Red Choir straightened slowly, clearly pleased.
“There she is,” he said. “The girl who burned half the Undercity to save one person.”
Her power spiked again—dangerously close to breaking free.
Then—
“Aera.”
The voice cut through the static in her head like a blade sheathed in velvet.
Nyx froze.
Deadlock emerged from the shadows, Mara at his side, weapons raised but unmoving. He didn’t look afraid. He never did.
“Aera,” he said again, gentler. “You’re here. With us.”
The violet light faltered.
Nyx sucked in a breath. Then another.
The city snapped back into focus.
Red Choir chuckled. “Ah. Your anchors.”
He stepped backward, Ashveil dragging himself into the shadows at his side, spite burning in his eyes.
“This isn’t over,” Red Choir said. “Skyreach will crack. AEGIS will bleed.

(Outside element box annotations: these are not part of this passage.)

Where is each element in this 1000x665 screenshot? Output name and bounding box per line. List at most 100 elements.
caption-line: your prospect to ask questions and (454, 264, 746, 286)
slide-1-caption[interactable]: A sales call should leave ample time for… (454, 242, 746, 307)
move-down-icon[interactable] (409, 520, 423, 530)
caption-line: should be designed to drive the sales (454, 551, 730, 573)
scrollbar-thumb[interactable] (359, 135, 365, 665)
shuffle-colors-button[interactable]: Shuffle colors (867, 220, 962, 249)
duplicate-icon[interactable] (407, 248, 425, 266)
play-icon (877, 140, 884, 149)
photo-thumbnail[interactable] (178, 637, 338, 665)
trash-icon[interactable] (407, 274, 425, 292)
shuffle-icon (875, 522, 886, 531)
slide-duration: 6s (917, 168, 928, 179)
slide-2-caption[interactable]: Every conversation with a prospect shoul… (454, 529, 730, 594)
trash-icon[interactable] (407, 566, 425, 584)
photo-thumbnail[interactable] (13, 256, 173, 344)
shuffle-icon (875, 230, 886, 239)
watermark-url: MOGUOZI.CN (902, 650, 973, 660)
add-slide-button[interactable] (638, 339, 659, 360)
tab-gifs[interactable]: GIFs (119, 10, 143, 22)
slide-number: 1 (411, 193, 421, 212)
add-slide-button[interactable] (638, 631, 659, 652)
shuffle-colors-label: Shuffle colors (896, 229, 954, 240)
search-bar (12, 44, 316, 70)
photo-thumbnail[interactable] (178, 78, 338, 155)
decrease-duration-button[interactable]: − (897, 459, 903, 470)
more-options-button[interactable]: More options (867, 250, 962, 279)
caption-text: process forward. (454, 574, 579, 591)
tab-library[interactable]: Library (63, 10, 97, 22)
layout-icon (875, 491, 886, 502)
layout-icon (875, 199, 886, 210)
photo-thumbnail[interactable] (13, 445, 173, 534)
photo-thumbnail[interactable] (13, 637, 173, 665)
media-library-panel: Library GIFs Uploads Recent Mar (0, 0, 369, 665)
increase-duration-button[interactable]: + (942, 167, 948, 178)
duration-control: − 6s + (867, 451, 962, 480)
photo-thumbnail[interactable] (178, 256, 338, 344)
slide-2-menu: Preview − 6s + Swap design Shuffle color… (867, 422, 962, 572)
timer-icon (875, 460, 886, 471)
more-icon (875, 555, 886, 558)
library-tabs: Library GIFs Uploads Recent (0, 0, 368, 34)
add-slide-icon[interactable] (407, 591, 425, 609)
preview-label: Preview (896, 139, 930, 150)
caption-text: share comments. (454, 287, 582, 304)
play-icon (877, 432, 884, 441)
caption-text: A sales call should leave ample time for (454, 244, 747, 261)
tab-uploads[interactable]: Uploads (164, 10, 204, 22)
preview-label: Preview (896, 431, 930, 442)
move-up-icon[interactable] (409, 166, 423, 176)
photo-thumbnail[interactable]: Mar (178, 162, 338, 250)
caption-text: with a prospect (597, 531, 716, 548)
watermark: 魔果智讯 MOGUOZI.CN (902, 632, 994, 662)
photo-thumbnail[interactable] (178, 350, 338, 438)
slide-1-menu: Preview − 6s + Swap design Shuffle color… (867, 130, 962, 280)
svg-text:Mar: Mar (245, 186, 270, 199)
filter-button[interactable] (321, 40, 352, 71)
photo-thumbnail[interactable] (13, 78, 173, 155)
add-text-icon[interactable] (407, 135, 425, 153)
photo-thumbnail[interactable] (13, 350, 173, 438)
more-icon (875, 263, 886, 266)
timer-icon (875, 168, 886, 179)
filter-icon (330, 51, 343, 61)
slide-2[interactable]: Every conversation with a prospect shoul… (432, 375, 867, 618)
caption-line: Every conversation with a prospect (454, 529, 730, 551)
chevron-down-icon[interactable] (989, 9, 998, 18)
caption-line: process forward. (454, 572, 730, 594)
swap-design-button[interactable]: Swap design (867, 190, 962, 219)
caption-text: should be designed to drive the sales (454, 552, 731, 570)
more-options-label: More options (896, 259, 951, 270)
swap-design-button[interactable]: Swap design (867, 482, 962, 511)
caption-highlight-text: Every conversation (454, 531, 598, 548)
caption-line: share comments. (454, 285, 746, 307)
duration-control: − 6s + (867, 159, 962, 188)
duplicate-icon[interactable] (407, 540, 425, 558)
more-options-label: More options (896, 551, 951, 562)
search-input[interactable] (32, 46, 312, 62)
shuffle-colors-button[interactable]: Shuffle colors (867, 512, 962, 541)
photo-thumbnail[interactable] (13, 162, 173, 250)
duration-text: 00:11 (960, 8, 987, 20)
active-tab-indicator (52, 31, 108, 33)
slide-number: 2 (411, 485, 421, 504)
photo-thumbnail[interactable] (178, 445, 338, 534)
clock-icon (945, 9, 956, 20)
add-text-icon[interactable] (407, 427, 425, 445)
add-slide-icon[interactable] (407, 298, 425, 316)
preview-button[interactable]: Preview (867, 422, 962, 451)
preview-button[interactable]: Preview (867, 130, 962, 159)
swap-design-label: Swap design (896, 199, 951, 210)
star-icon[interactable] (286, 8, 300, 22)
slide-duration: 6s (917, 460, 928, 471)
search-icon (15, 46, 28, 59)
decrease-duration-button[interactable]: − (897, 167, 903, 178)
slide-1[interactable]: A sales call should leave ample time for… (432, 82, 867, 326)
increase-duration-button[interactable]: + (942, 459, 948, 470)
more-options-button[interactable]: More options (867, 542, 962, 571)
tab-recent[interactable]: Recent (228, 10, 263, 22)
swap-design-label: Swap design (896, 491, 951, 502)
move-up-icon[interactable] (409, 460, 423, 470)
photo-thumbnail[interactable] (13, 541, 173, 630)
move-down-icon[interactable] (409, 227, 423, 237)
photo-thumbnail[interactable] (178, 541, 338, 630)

And when the city finally chokes on its own lies—”
His gaze locked with Nyx’s.
“—I’ll be there to remind you who you really are.”
Then he was gone, swallowed by fractured corridors and failing light.
Nyx dropped to one knee beside Lira, hands shaking just slightly as she checked her pulse.
Alive.
She exhaled—long, ragged.
Too close, she thought.I almost—
Deadlock knelt beside her. “He wanted that.”
“I know,” Nyx said quietly.
Her reflection stared back at her from a shard of broken glass—violet eyes dimming, mask fractured by light.
Red Choir knew her name.
He knew her past.
And worse—he knew exactly how close she was to becoming the thing Skyreach already believed she was.
Nyx stood slowly, lifting Lira with careful precision.
“This was a warning,” she said.
Mara nodded grimly. “So what now?”
Nyx looked up into the darkness above, where Skyreach gleamed like a promise built on bones.
“Now,” she said, voice steady once more,“we stop playing defense.”
And somewhere deep in the city, Red Choir smiled.